Micro-review. We’ve had Woolf’s classic on the shelves in a 60s Penguin edition for years, and finally the time was right to pick it up. I knew virtually nothing about it, only that it’s often talked about as a partner to Joyce’s Ulysses as one of the milestones of early-20th-century modernism. (It’s also a fraction of the length.) Given how much I enjoyed Ulysses, I was looking forward to this.

But I nearly put it down and didn’t pick it up again.

I was enjoying the read, Woolf uses language beautifully of course, but I hit the half-way point and I just wasn’t *grabbed* by it. It seemed like one of those art milestones that you can’t read properly any more because all of its innovations have since become cliches. The stream of consciousness shifting perspective Woolf offers has become a commonplace stylistic trick. Heck, I’ve done it myself. Combine that with a busy run that saw days go by between chances to knock off a few pages, and I almost lost momentum entirely.

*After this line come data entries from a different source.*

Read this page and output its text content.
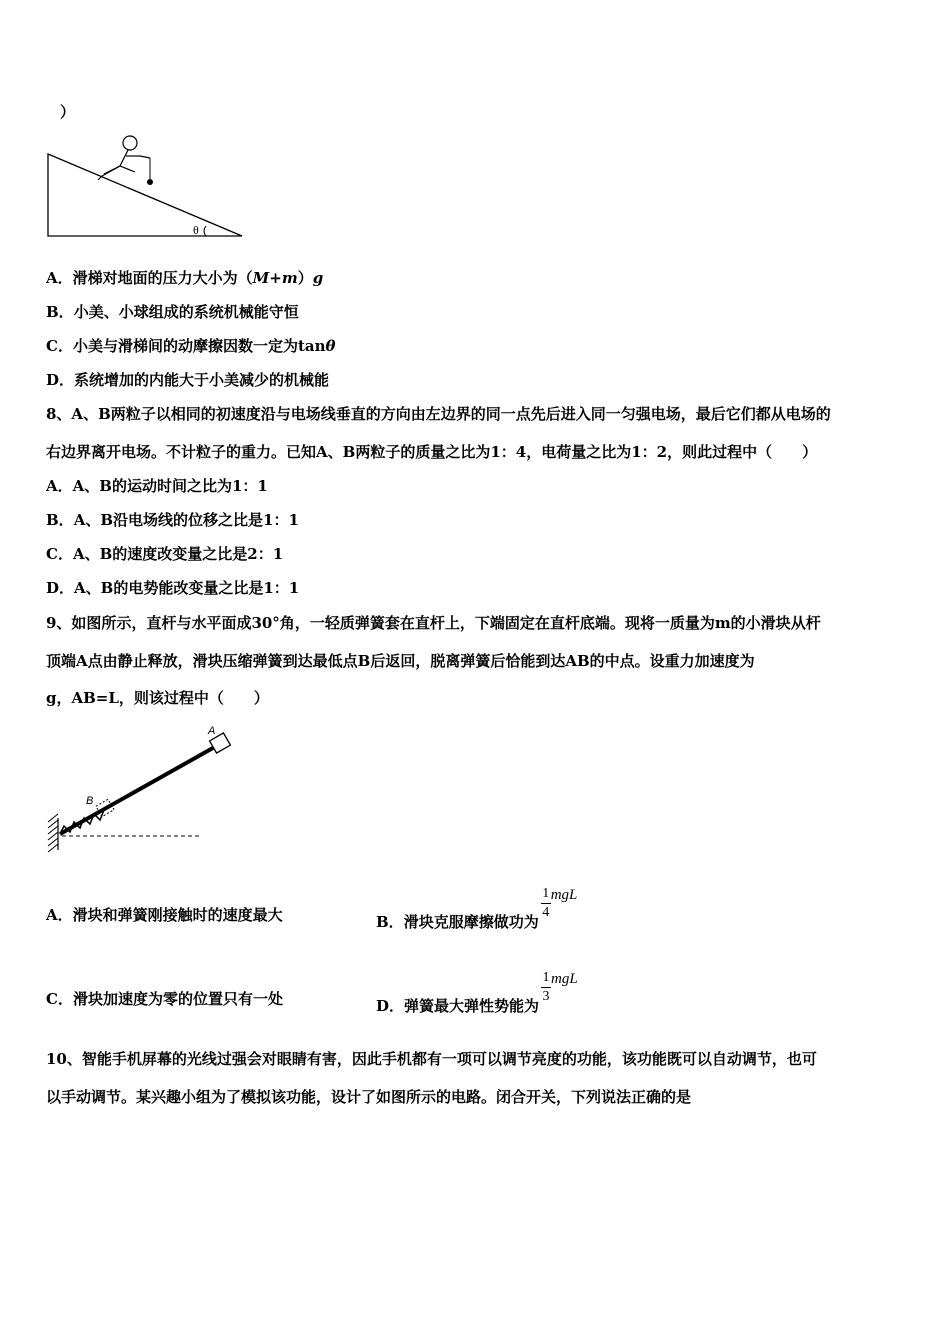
）
θ
A．滑梯对地面的压力大小为（M+m）g
B．小美、小球组成的系统机械能守恒
C．小美与滑梯间的动摩擦因数一定为tanθ
D．系统增加的内能大于小美减少的机械能
8、A、B两粒子以相同的初速度沿与电场线垂直的方向由左边界的同一点先后进入同一匀强电场，最后它们都从电场的
右边界离开电场。不计粒子的重力。已知A、B两粒子的质量之比为1：4，电荷量之比为1：2，则此过程中（　　）
A．A、B的运动时间之比为1：1
B．A、B沿电场线的位移之比是1：1
C．A、B的速度改变量之比是2：1
D．A、B的电势能改变量之比是1：1
9、如图所示，直杆与水平面成30°角，一轻质弹簧套在直杆上，下端固定在直杆底端。现将一质量为m的小滑块从杆
顶端A点由静止释放，滑块压缩弹簧到达最低点B后返回，脱离弹簧后恰能到达AB的中点。设重力加速度为
g，AB=L，则该过程中（　　）
B
A
A．滑块和弹簧刚接触时的速度最大	B．滑块克服摩擦做功为
$\frac{1}{4}$ mgL
C．滑块加速度为零的位置只有一处	D．弹簧最大弹性势能为
$\frac{1}{3}$ mgL
10、智能手机屏幕的光线过强会对眼睛有害，因此手机都有一项可以调节亮度的功能，该功能既可以自动调节，也可
以手动调节。某兴趣小组为了模拟该功能，设计了如图所示的电路。闭合开关，下列说法正确的是
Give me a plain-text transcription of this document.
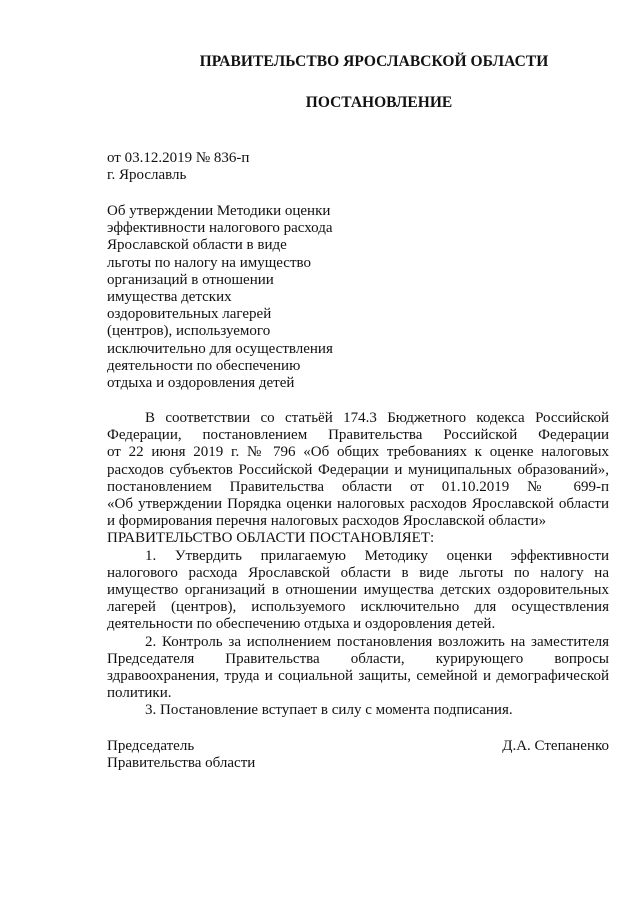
ПРАВИТЕЛЬСТВО ЯРОСЛАВСКОЙ ОБЛАСТИ
ПОСТАНОВЛЕНИЕ
от 03.12.2019 № 836-п
г. Ярославль
Об утверждении Методики оценки
эффективности налогового расхода
Ярославской области в виде
льготы по налогу на имущество
организаций в отношении
имущества детских
оздоровительных лагерей
(центров), используемого
исключительно для осуществления
деятельности по обеспечению
отдыха и оздоровления детей
В соответствии со статьёй 174.3 Бюджетного кодекса Российской
Федерации, постановлением Правительства Российской Федерации
от 22 июня 2019 г. № 796 «Об общих требованиях к оценке налоговых
расходов субъектов Российской Федерации и муниципальных образований»,
постановлением Правительства области от 01.10.2019 № 699-п
«Об утверждении Порядка оценки налоговых расходов Ярославской области
и формирования перечня налоговых расходов Ярославской области»
ПРАВИТЕЛЬСТВО ОБЛАСТИ ПОСТАНОВЛЯЕТ:
1. Утвердить прилагаемую Методику оценки эффективности
налогового расхода Ярославской области в виде льготы по налогу на
имущество организаций в отношении имущества детских оздоровительных
лагерей (центров), используемого исключительно для осуществления
деятельности по обеспечению отдыха и оздоровления детей.
2. Контроль за исполнением постановления возложить на заместителя
Председателя Правительства области, курирующего вопросы
здравоохранения, труда и социальной защиты, семейной и демографической
политики.
3. Постановление вступает в силу с момента подписания.
Председатель
Правительства области
Д.А. Степаненко
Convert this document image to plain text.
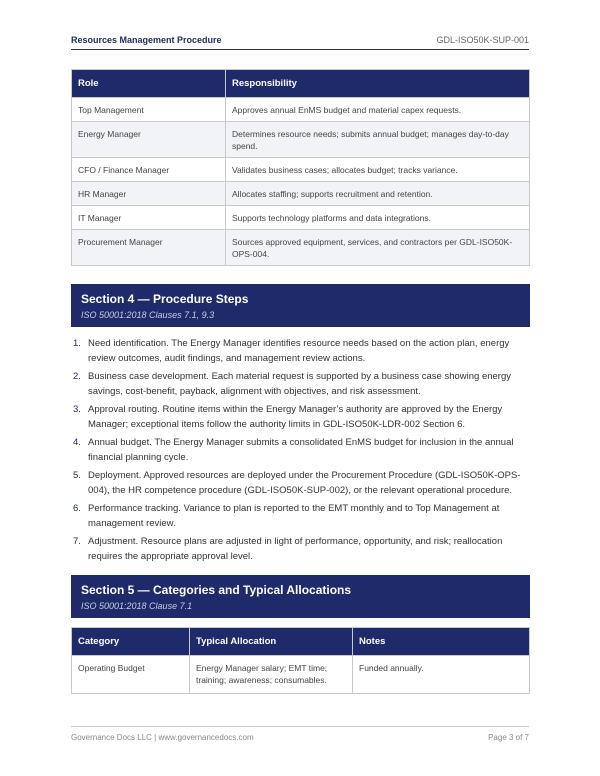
Resources Management Procedure	GDL-ISO50K-SUP-001
Role	Responsibility
Top Management	Approves annual EnMS budget and material capex requests.
Energy Manager	Determines resource needs; submits annual budget; manages day-to-day spend.
CFO / Finance Manager	Validates business cases; allocates budget; tracks variance.
HR Manager	Allocates staffing; supports recruitment and retention.
IT Manager	Supports technology platforms and data integrations.
Procurement Manager	Sources approved equipment, services, and contractors per GDL-ISO50K-OPS-004.
Section 4 — Procedure Steps
ISO 50001:2018 Clauses 7.1, 9.3
1. Need identification. The Energy Manager identifies resource needs based on the action plan, energy review outcomes, audit findings, and management review actions.
2. Business case development. Each material request is supported by a business case showing energy savings, cost-benefit, payback, alignment with objectives, and risk assessment.
3. Approval routing. Routine items within the Energy Manager’s authority are approved by the Energy Manager; exceptional items follow the authority limits in GDL-ISO50K-LDR-002 Section 6.
4. Annual budget. The Energy Manager submits a consolidated EnMS budget for inclusion in the annual financial planning cycle.
5. Deployment. Approved resources are deployed under the Procurement Procedure (GDL-ISO50K-OPS-004), the HR competence procedure (GDL-ISO50K-SUP-002), or the relevant operational procedure.
6. Performance tracking. Variance to plan is reported to the EMT monthly and to Top Management at management review.
7. Adjustment. Resource plans are adjusted in light of performance, opportunity, and risk; reallocation requires the appropriate approval level.
Section 5 — Categories and Typical Allocations
ISO 50001:2018 Clause 7.1
Category	Typical Allocation	Notes
Operating Budget	Energy Manager salary; EMT time; training; awareness; consumables.	Funded annually.
Governance Docs LLC | www.governancedocs.com	Page 3 of 7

Then I hit the second phase of the book. I had no idea it was coming; a sudden change in tone and style and scope, crossing decades after spending dozens of pages in the minutia of a single day. Then the narrative eased into a third and final phase, another intense dive into character POV across the moments of a single day, a decade on from the first section.

And I *loved* it.

I can’t think of another time my reaction to a book changed so completely in the span of a few pages. The structural moves Woolf made completely won me over. Simple and powerful, retroactively making the first section seem fresh by the unexpected (to me) contrast with the final section. I think I’ll be going back to this one in a few years.

(Also: I imagine this book would be frequently studied in english lit courses. I am glad I never had to apply the scalpel of analysis to this – I doubt it could survive the experience. This seems to me a book to be felt rather than understood, even though there is so much in it to be understood. That’s a definite contrast to the cheeky gamesmanship of Joyce, who seems to be clearly writing with such analysis in mind.)

6 thoughts on “To The Lighthouse – Virginia Woolf, 1927”

  1. I’ve failed to read “To The Lighthouse” and now I feel motivated to re-attempt it. Thank you!

  2. Let me know how you go. Another friend who read this post said he took three goes before he made it to the end, then he really liked it.

  3. Each time someone claims that analysis will destroy the enjoyment value of an artwork they liked, god kills a puppy/kitten, depending on the prejudices of the offender.

  4. Hee hee, wondered if you’d like that bit.

    There’s a more nuanced point buried in that last comment, for sure. My five-second stab at it: writing a 1st year essay “what does the lighthouse symbolise?” will generate a great essay, because there’s heaps you could say about that, but it would be a bit like explaining a magician’s trick, or figuring out how movie special effects were achieved – afterwards you can’t enjoy the experience the same way. Or put it another way – I think TTL is in some sense “vulnerable” to analysis – the effects will stop working if you think about them too hard?

  5. I be trolled. 😉

    I tend to think about this process as a two-stage process. Like any other twist, you enjoy the surprise, then you enjoy the craftsmanship that made the surprise possible.

    No matter what you do, you can only enjoy the surprise once, so stopping your enjoyment there has always seemed counter-productive to me.

  6. Wasn’t a deliberate troll, I made that comment at the close of the post in haste but also in full sincerity, and only thought of your reaction later… Another 5-second stab at what was motivating it – that 1st-year essay on the symbolic meaning of the lighthouse would be really easy to do – but I think it would be hard to do well? And then your shallow essay would structure your relationship with the work afterwards, unless you were somehow prompted to dig deeper and re-engage with nuance? Compare with Tolkien’s irritable note on LotR that it is not a bloody allegory – treating TtL like a problem to be solved will distract you from where the meat of it actualy is? I dunno. Let us discuss this over coffee before you depart these shores!